These first public demonstrations produced a trickle of articles that soon turned into a steady stream and by the end of March had become a veritable flood.  Initially, the news reports contained little more than descriptions of the phonograph and how it worked or accounts of demonstrations of the new invention.  News editors soon became interested in the instrument's inventor as well, and began to publish more personal accounts.  They sent their reporters to the Menlo Park laboratory to interview Edison, printed anecdotes about him and the phonograph, and provided biographical sketches, including some by those who had known him during his days as a telegrapher.  Most of the interviews were conducted by New York reporters, although occasionally newspapers in other large cities sent reporters to visit him at the laboratory.  Papers in small cities and towns had to be content to reprint accounts from the large city papers, especially those in New York.

The intimate portrait of the inventor that these interviews provided was supplemented by drawings of Edison and his inventions that began to appear in illustrated papers and journals like the New York Daily Graphic, Frank Leslie's Illustrated Newspaper, and  Harper's Weekly.  In March and April the Graphic provided readers with many drawings of the inventor, his phonograph, and his laboratory, including an impressive set of full-page illustrations, one of them a portrait of Edison, that appeared on April 10 in an article that dubbed him "The Wizard of Menlo Park," which became his most famous nickname. 
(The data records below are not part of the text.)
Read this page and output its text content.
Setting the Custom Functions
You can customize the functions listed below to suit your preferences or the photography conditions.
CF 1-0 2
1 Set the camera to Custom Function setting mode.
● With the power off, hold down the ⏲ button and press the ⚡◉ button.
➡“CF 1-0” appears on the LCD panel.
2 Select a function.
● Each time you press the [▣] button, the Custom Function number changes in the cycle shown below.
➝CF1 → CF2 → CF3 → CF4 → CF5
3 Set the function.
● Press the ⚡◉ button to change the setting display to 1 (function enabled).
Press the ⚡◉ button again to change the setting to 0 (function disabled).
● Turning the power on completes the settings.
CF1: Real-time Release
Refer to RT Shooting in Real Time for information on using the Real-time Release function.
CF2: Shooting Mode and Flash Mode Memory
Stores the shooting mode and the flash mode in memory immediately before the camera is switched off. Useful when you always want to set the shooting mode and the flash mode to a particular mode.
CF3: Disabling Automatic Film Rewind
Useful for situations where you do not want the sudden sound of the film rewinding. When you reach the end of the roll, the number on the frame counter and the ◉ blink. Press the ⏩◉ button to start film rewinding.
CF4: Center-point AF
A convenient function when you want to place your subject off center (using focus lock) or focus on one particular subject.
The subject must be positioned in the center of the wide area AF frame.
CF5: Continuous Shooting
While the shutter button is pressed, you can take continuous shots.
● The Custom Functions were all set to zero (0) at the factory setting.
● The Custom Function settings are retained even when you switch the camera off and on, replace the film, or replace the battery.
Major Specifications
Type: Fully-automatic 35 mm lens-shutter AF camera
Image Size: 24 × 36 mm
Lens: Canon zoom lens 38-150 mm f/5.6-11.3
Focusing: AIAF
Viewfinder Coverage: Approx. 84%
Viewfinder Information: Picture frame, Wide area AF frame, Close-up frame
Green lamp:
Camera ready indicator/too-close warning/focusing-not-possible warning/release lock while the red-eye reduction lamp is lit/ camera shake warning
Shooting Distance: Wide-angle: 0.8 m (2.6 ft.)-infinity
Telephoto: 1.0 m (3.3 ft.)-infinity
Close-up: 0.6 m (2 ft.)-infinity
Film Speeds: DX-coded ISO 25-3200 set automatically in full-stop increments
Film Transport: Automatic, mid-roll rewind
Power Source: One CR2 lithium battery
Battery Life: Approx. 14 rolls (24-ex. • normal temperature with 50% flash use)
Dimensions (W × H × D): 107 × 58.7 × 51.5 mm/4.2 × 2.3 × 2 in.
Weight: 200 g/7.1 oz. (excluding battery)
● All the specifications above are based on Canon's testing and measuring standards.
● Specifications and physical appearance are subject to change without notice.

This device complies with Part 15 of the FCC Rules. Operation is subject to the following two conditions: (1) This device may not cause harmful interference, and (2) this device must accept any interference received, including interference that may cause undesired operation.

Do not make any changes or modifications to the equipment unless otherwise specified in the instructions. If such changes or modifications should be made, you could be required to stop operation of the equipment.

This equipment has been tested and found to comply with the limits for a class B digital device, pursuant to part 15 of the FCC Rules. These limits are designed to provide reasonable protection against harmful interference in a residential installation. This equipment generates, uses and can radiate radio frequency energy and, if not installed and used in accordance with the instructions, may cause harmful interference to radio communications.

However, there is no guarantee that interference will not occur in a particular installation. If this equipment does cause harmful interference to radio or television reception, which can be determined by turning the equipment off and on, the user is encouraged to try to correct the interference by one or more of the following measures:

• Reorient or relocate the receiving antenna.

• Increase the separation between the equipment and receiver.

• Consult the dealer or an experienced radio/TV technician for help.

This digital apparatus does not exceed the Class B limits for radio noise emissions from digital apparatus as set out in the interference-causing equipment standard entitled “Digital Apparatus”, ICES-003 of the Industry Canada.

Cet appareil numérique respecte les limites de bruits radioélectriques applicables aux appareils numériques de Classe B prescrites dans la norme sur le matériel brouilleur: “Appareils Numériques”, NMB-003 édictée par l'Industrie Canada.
By mid-April, articles about Edison and his phonograph were appearing so frequently that Edison’s friend George Bliss wrote him from Chicago:

"The Mania has broken out this way--  School girls write compositions on Edison.  The funny papers publish squibs on Edison.  The religious papers write editorials on Edison.  The daily papers write up his life. The Rev. Woodbury is writing a magazine article on Edison &c &c.  When shall we get a rest."

He concluded by asking "Why dont the Graphic fill up exclusively with Edison and [be] done with [it]?" Edison himself noted that he had begun to receive an enormous number of letters requesting advice on inventions, charity, autographs and photographs, or an agency for Edison's inventions.  On 16 April he told Uriah Painter, one of the organizers of the new Edison Speaking Phonograph Company, "This is the last of 52 letters I’ve written tonight besides having sent 23 to E. H. J[ohnson] to answer this morning 103 letters was the biggest mail in one day." Two days later Edison was in Washington to exhibit his phonograph to the National Academy of Sciences at the Smithsonian Institution.  The next morning he demonstrated the phonograph to Congress and late that night he brought it to the White House.